Stephen also notes that there are startups working on ASICs for AI.

Appendix B: Were mRNA vaccines invented by startups or universities?

Gur writes: “Startups are the most vibrant environment today for Bell Labs style intermixing of fundamental research and applied systems. And they are changing the world in Bell-Labs magnitude ways. Just look at @BioNTech_Group and @moderna_tx”

Sarah Constantin rebuts: “This is false. BioNTech and Moderna both commercialized/developed platforms based on innovations from academic labs.”

Who’s right?

In academia, Karikó was “issued an ultimatum, if she wanted to continue working with mRNA she would lose her prestigious faculty position, and face a substantial pay cut.” BioNTech licensed the work she had done with Drew Weissman, then hired her as Senior Vice President. She would go on to lead their work with Pfizer on the mRNA Covid vaccine. (Wired) The article adds that Karikó was considered “not of faculty quality” and that the Upenn admins laughed at her when she announced she was leaving. Another source adds that Karikó “spent the 1990s collecting rejections”.

For his part, Weisman still works in academia, though his lab is funded by BioNTech (MIT Technology Review)

And just to complete the holy academia/industry/government trinity, a third party organization claims Moderna "received approximately $20 million from the federal government in [DARPA] grants several years ago and the funds “likely” led to the creation of its vaccine technology. "

So who deserves the credit? Constantin is right that the innovation originally came from an academic lab, but this should come with the caveat that the university actively attempted to push out the lead researcher. It also seems likely that BioNTech would not have funded the research on their own, had they not seen Karikó publications.

All considered, I don’t walk away feeling like startups or universities are particularly good at fundamental research. Instead, it feels like a miracle that we ended up with commercialized mRNA vaccines at all.

It’s hard to know how much counterfactual impact government funding had, but if the DARPA grants were responsible for Moderna’s success, it’s a promising model for startups working on high-impact long-term technology, funded by someone other than VCs.

Footnotes

[1] It also highlights what I hate about Twitter. Gur provides no evidence for his claims, and is totally wrong on several of them. Constantin makes a vague complaint about VCs based on a single anecdote. [2] Adam’s tweets are confusing and difficult to parse. Everyone is talking past each other to further their own narrative. [3]

[2] Constantin writes:

A startup has to prove it can make money for investors within 5-10 years. The funding model’s not designed for long research projects… At a core level I think this is why my startup failed. I wanted to run a $1-5M experiment that nobody else was doing and seemed like the obvious first step in searching for anti-aging drugs. VC’s weren’t interested. You’re supposed to do that part in academia.
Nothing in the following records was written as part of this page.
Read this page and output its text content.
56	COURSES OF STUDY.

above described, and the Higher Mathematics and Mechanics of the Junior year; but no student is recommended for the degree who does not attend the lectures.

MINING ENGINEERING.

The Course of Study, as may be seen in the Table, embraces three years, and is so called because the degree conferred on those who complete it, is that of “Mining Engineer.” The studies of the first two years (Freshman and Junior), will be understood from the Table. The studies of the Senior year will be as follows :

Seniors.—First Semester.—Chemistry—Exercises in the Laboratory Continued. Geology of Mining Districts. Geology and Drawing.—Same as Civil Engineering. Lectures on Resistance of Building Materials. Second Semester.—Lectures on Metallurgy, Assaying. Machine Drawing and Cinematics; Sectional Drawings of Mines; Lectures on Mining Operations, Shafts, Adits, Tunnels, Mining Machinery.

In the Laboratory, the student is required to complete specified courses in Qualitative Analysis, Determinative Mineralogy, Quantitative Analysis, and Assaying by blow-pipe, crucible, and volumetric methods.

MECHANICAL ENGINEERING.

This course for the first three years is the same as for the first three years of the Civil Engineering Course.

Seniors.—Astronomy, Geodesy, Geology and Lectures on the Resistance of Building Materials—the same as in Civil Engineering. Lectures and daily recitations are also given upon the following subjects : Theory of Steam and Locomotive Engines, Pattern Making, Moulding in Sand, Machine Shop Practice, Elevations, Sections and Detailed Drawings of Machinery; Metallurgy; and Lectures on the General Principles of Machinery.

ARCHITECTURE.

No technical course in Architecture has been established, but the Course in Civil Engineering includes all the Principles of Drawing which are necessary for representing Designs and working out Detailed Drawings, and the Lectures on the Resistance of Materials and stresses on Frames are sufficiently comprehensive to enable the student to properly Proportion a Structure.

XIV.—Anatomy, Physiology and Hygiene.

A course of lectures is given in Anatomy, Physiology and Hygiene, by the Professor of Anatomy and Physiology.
This might be true, but we should be very cautious of the argument “VCs wouldn’t fund my company working on X, so they must not be interested in the category X belongs to.” Per Thiel and Collison, startup failure is overdetermined. Maybe your startup couldn’t raise money because VCs are myopic, but there could be 100 other equally valid reasons.

[3] I’m being polite here, I really hate Twitter. Gur’s thread is filled with distracting gifs to the point of being nearly unreadable. The Constantin thread is over a dozen tweets long, with replies to individual subtweets that branch off, making the conversation impossible to follow.

I don’t know why anyone even tries to use this platform for substantial discourse. My best guess? They aren’t. Discourse was never the goal, just hot takes, dunks, and self-promotion.

I don’t say this to criticize the specific people involved, it’s all endemic to the platform, and not really anyone’s fault. Except for mine for reading the thread, and yours if you participate in this hellscape.

[4] I didn’t have to dig around to cherry-pick those quotes. It’s just the first line of each organization’s about page.